Preface

I’ve been making or helping to make yogurt since I was about ten years old, and according to my mom, eating copious amounts of it since I was able to hold a spoon. I grew up eating Greek yogurt, but being part Greek, to us it was just yogurt. Our homemade yogurt, made from the milk of our golden Guernsey cow Buttercup, was strained through a draining box my father had fashioned. My mother would drape a finely woven muslin cloth over the box and then secure it with a wire, which tucked into a groove about 1 inch from the top of the box. The rich yogurt was then poured into the cloth and covered while the whey exited from little tunnels at the bottom of the box onto a drain board and into the sink. My favorite way to eat yogurt back then was (and it is still a guilty pleasure) to deposit a large spoonful of thick, raw local honey on top of the chilled yogurt and then use the same spoon to eat it, scraping the extra honey from the spoon a little bit at time.

It wasn’t until I was a teenager that I ate my first commercially made yogurt.
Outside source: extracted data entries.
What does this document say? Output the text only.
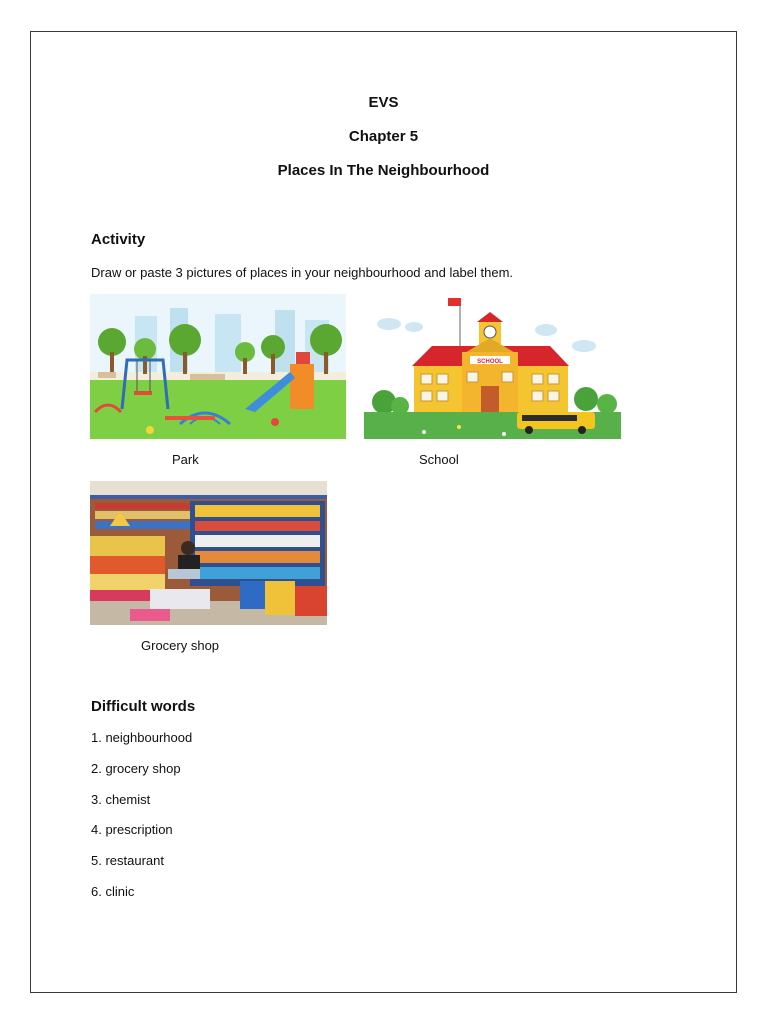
EVS
Chapter 5
Places In The Neighbourhood
Activity
Draw or paste 3 pictures of places in your neighbourhood and label them.
SCHOOL
Park	School
Grocery shop
Difficult words
1. neighbourhood
2. grocery shop
3. chemist
4. prescription
5. restaurant
6. clinic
I bought a container at the local market and used a spoon from the deli to give it a try. It was sweet, custardy, and mild, and I didn’t know that I was supposed to stir up the fruit on the bottom. Being a teen with the typical sweet tooth, I loved it, but to me it wasn’t real yogurt — plain, fresh, and with nuances of flavor.
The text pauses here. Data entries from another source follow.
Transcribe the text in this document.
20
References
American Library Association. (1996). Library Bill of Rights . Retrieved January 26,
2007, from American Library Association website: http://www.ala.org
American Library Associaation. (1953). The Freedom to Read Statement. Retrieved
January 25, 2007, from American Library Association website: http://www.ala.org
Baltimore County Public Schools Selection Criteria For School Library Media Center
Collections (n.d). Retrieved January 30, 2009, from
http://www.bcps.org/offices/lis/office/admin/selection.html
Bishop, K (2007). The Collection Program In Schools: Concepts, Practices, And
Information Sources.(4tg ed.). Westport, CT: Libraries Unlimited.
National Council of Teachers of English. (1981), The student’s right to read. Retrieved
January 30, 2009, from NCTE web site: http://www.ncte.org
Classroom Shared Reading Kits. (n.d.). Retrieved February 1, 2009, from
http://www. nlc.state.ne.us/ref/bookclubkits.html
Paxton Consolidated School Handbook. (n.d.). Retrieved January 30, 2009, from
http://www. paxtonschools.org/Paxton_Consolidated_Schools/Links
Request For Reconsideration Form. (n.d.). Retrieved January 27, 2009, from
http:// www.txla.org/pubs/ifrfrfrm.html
For almost all of my adult years I have made yogurt for my family, mostly from store-purchased milk and later from our own goat’s milk. It’s always been for a trifecta of reasons: to save money, to reduce plastic waste, and (the best reason) for the flavor! Because I grew up making yogurt and have been doing it for so long (close to 40 years now if we’re counting), I had always thought that yogurt making was simple. As I explored the greater world of dairy ferments, it became obvious that not only can the process become complicated, but there is a world of surprising, almost unknown milk ferments out there waiting to be explored. My goal in writing this book is not only to open up the possibilities and enhance the enjoyment and success of making these products but also to share ways to work them into meals that preserve their amazing probiotic health benefits. I hope you enjoy!